Huzur istiyorum hayatımda. Tüm o mal mülk sevdasından, şan şöhret aşkından, sahte ve hatta gerçek mutluluktan bile daha fazla… Huzur. Sadece beş harfin tüm hayatımı kapsamasını istiyorum. Ama galiba her zamanki gibi yine çok şey istiyorum.
Yüreğine sağlık…
Yazıyı okuduğumda Didem Madak’ın ” Az sevme nedir bilmiyorum ben çok sevdiğimdendir bu kadar incinmem.” sözü geldi.Çok seviyorsunuz sayın yazar ve bu iyiye işaret.İncitenden de öğreniyoruz nasıl insanlar olmayacağımızı. İncinmeyelim onlar paramparça etmeye çalışsa da yeniden doğalım parçalarımızdan.. Sevgiler.

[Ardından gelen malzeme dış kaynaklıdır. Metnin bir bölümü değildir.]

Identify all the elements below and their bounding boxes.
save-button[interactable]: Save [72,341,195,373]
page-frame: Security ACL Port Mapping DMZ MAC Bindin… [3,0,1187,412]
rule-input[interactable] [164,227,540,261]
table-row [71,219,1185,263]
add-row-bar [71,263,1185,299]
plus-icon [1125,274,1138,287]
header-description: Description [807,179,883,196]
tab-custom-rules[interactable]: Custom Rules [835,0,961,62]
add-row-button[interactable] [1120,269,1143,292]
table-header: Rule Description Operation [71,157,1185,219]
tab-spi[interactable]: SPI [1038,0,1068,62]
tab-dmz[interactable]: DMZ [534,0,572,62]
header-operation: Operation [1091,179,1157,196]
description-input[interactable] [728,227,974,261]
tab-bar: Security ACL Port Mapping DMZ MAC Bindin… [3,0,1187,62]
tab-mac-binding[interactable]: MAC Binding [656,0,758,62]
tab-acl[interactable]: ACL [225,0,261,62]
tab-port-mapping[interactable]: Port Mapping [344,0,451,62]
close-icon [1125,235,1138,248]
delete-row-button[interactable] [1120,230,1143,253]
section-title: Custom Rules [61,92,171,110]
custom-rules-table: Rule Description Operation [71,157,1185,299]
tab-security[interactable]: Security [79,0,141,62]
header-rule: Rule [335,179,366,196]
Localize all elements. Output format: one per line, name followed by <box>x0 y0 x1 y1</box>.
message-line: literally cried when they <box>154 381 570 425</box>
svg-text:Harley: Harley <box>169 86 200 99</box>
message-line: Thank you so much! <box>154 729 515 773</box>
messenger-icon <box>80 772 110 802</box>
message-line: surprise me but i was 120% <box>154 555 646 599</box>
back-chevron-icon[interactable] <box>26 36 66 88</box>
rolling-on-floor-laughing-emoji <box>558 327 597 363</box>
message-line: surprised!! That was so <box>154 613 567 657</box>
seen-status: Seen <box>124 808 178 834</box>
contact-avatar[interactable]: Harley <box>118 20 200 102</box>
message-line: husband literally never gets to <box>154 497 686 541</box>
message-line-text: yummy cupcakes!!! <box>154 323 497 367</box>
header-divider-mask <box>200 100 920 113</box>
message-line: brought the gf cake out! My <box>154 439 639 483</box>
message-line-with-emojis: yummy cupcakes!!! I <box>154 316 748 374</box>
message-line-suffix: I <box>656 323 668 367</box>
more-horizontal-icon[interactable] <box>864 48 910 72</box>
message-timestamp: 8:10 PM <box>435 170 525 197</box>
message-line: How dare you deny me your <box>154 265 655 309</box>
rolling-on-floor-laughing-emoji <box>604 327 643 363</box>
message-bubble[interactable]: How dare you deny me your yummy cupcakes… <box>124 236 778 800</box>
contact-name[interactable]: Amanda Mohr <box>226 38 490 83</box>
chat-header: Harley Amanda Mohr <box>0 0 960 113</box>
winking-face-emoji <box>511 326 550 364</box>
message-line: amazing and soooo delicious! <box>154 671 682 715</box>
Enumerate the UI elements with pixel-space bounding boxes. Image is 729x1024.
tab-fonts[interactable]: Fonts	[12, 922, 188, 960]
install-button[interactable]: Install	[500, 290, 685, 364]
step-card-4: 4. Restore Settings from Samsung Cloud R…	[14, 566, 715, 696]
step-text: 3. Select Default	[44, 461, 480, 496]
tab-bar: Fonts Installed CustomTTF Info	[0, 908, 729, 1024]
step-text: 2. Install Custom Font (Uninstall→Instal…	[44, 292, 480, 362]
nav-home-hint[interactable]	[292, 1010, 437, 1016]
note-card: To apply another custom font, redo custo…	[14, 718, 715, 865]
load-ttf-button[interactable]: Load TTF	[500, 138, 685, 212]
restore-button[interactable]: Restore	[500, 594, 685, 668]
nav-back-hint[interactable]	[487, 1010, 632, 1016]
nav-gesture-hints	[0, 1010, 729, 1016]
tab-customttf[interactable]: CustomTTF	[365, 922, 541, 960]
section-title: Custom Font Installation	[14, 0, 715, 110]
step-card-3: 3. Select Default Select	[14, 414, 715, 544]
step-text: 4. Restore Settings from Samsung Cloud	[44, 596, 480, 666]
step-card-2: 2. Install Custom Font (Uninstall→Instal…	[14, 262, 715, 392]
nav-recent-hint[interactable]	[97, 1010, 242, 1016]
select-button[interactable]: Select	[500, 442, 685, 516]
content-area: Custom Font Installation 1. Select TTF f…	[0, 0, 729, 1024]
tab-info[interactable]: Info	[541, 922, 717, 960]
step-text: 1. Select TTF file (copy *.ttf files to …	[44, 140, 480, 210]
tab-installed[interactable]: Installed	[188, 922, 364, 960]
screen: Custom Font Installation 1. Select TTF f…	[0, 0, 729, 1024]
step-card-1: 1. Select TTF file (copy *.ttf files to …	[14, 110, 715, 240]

“O kadar sevdiğim için paramparçayım. O kadar sevip, insanların bir çoğunun kalpsizliğini unutup sevilmediğim için.” Ne güzel belirtmişsiniz bu dünyadaki karşılığı olmayan beklentilerimizi. Haykırışlarımızın farketmeden sesimizin kısık olduğu anlara denk gelişini… Öyleyse ben de eşlik edeyim size,içimizdeki fırtınalar dönüşsün dizelere ve söze, belki de yaprak gibi savrulup diz çökmüşüzdür kadere.: ” Bazen insan uzaklasmak istiyor her seyden,aynalardan gerceklerden.kendisini yansitan her seyden.en sevdiginden bile.zor ve aci olacaginu bile bile.tum somut gozuken o basit bildiklerimiz soyut bir sekilde solumuzdan donunce farkediyor hayatin sevginin beklentilerin gorundugu gibi olmadigini . Her seyden vazgecmek istiyor. O ucurtma gibi tuttugumuz hayallerden bile, birakmak istiyor ipin ucunu.bir daha eline gecmeyecegini bile bile.” Yüreğinize sağlık sevgiler…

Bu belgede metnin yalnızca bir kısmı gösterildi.